Le reazioni politiche al passo indietro
“Apprendiamo con soddisfazione la decisione del Veneto di allinearsi alla normativa nazionale”, ha detto il ministro della Salute Beatrice Lorenzin appena appresa la notizia del cambio di rotta. Il governo era già al lavoro sul ricorso da presentare contro il provvedimento preso lo scorso 4 settembre. “Il buon senso, e la tutela della salute dei bambini, vince”, ha scritto su Twitter il capogruppo alla Camera di Alternativa popolare, Maurizio Lupi. “Come Comune rispetteremo la legge – ha detto il sindaco di Venezia Luigi Brugnaro – e faremo tutto quel che richiede. Quello che chiediamo noi alla Regione è, a una settimana dall’inizio della scuola, di dare comunicazioni chiare alle famiglie”.

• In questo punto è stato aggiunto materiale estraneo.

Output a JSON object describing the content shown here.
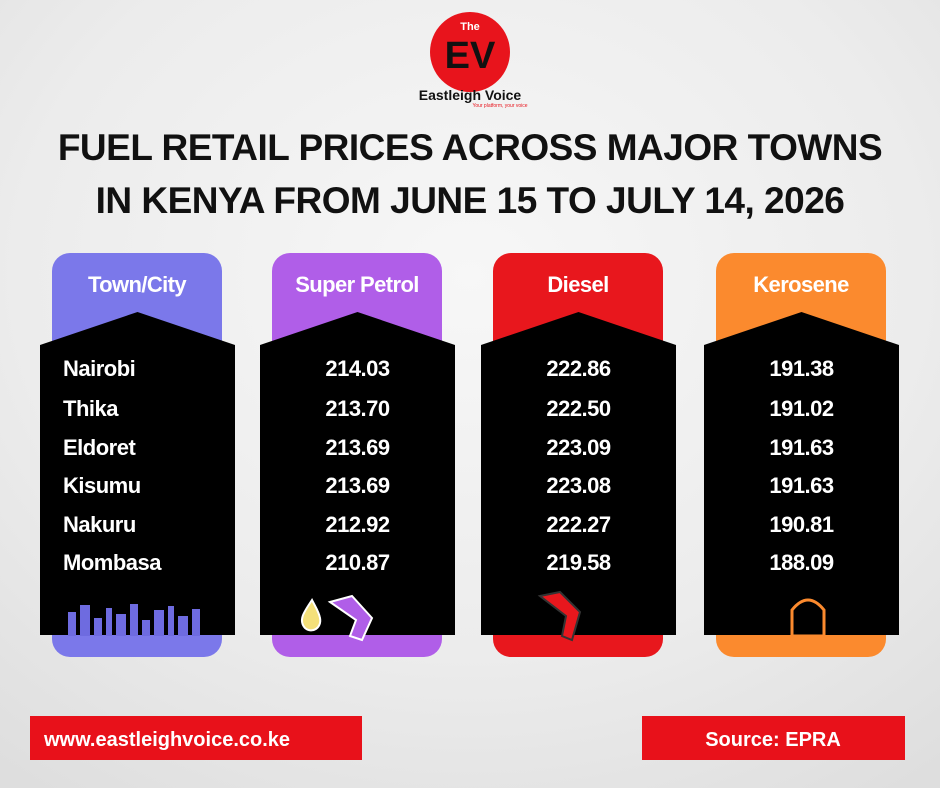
{
  "logo": {
    "prefix": "The",
    "initials": "EV",
    "name": "Eastleigh Voice",
    "tagline": "Your platform, your voice"
  },
  "title": [
    "FUEL RETAIL PRICES ACROSS MAJOR TOWNS",
    "IN KENYA FROM JUNE 15 TO JULY 14, 2026"
  ],
  "table": {
    "headers": [
      "Town/City",
      "Super Petrol",
      "Diesel",
      "Kerosene"
    ],
    "rows": [
      [
        "Nairobi",
        "214.03",
        "222.86",
        "191.38"
      ],
      [
        "Thika",
        "213.70",
        "222.50",
        "191.02"
      ],
      [
        "Eldoret",
        "213.69",
        "223.09",
        "191.63"
      ],
      [
        "Kisumu",
        "213.69",
        "223.08",
        "191.63"
      ],
      [
        "Nakuru",
        "212.92",
        "222.27",
        "190.81"
      ],
      [
        "Mombasa",
        "210.87",
        "219.58",
        "188.09"
      ]
    ]
  },
  "footer": {
    "website": "www.eastleighvoice.co.ke",
    "source": "Source: EPRA"
  }
}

Ieri Matteo Salvini si era schierato al fianco di Zaia. Il segretario della Lega Nord aveva detto che quella sui vaccini è “una battaglia di libertà e di cura fondata sulla cultura e la modernità. C’è una sola Regione che ha l’anagrafe vaccinale certificata, il Veneto, dove è vaccinato il 93 per cento dei bambini. Vaccinarsi – e da questa frase sono nate molte polemiche – deve essere una libera scelta, non un obbligo sovietico”.

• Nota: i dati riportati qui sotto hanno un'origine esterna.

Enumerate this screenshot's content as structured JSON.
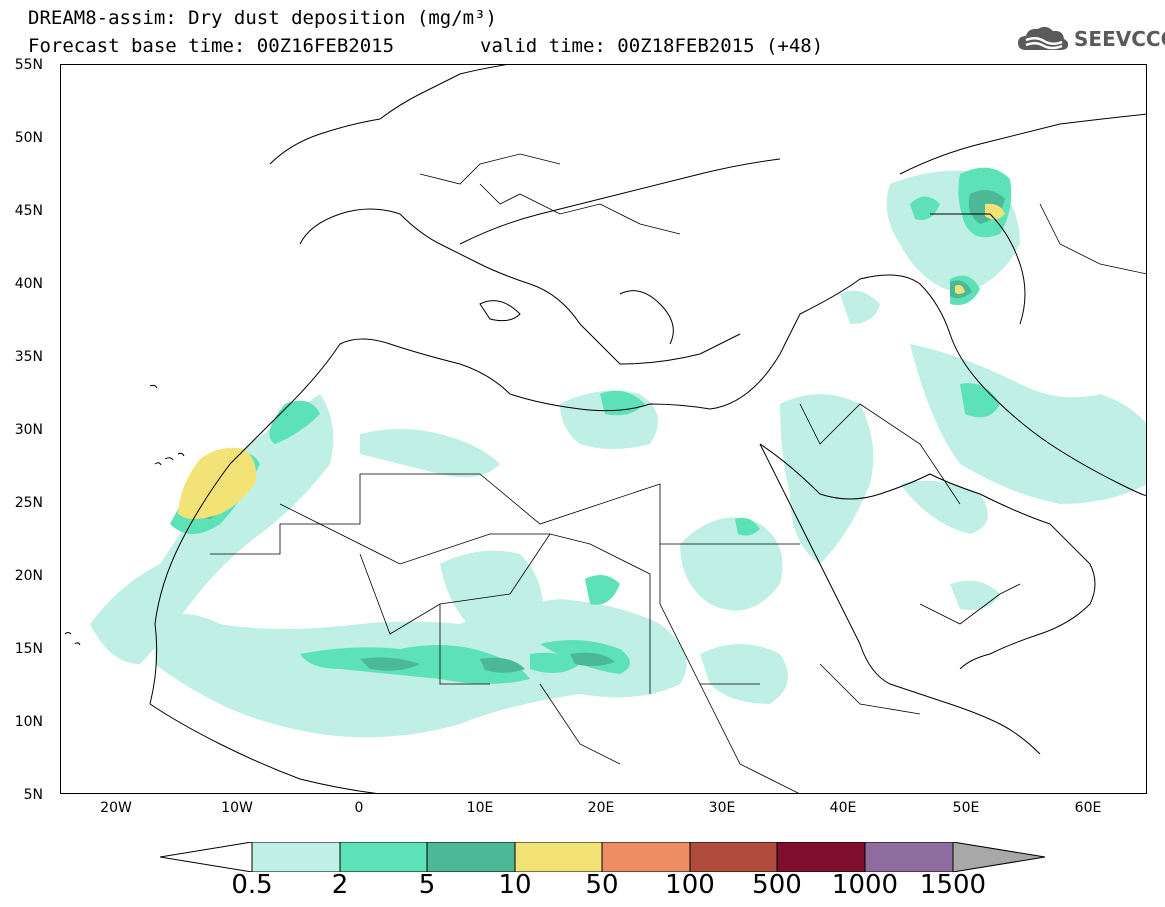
{
  "title": {
    "line1": "DREAM8-assim: Dry dust deposition (mg/m³)",
    "line2": "Forecast base time: 00Z16FEB2015",
    "line3": "valid time: 00Z18FEB2015 (+48)"
  },
  "logo": {
    "text": "SEEVCCC",
    "icon": "cloud-icon"
  },
  "axes": {
    "lat_labels": [
      "55N",
      "50N",
      "45N",
      "40N",
      "35N",
      "30N",
      "25N",
      "20N",
      "15N",
      "10N",
      "5N"
    ],
    "lon_labels": [
      "20W",
      "10W",
      "0",
      "10E",
      "20E",
      "30E",
      "40E",
      "50E",
      "60E"
    ],
    "lat_range": [
      5,
      55
    ],
    "lon_range": [
      -25,
      65
    ]
  },
  "colorbar": {
    "labels": [
      "0.5",
      "2",
      "5",
      "10",
      "50",
      "100",
      "500",
      "1000",
      "1500"
    ],
    "colors": [
      "#c0efe6",
      "#5de2b8",
      "#4db895",
      "#f3e377",
      "#ec8d65",
      "#b04c3d",
      "#7f0d2c",
      "#8e6d9e",
      "#a8a8a8"
    ]
  },
  "map": {
    "background": "#ffffff",
    "coastline_color": "#000000"
  }
}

A invitare il Veneto al ripensamento, invece, era stato il capogruppo di Forza Italia alla Camera, Renato Brunetta: “Ci siamo impegnati molto sul provvedimento sui vaccini, sulla loro obbligatorietà e sulle coperture. Non sono possibili il ‘fai da te’, i dubbi e una copertura parziale. Per questo abbiamo fatto un appello al governatore Zaia per un’immediata applicazione della normativa nazionale per non generare confusione e incertezza in una delle Regioni all’avanguardia nella sanità in Italia e in Europa”.
Delusione dei novax (e di molti leghisti): “Che figura ci ha fatto fare?”
“Pazzesco.. ma che figura hai fatto fare alla Lega?”, è uno dei commenti al post di Zaia. “E speri che il 22 la gente vada a votare? Solo con minacce di morte alla mia famiglia io avrei fatto una figura del genere, non per una letterina e neanche per dichiarazioni di ministre non votate dagli italiani. Preferivo il commissariamento della Regione…Bell’autogol!”. E ancora, scrive tal Ezio Grazioli: “Una calata di braghe così repentina non é gran cosa. Ma quanti cacchio di interessi ci sono dietro sta porcata allitaliana? Perché non c’è assolutamente nessuno che parli onestamente?”. Qualcuno però difende ancora il governatore: “Grazie Presidente per aver provato ad opporsi, ma ci spieghi le sue ragioni.Io ho sempre più paura per me ed i miei figli di rimanere in questo Paese…”.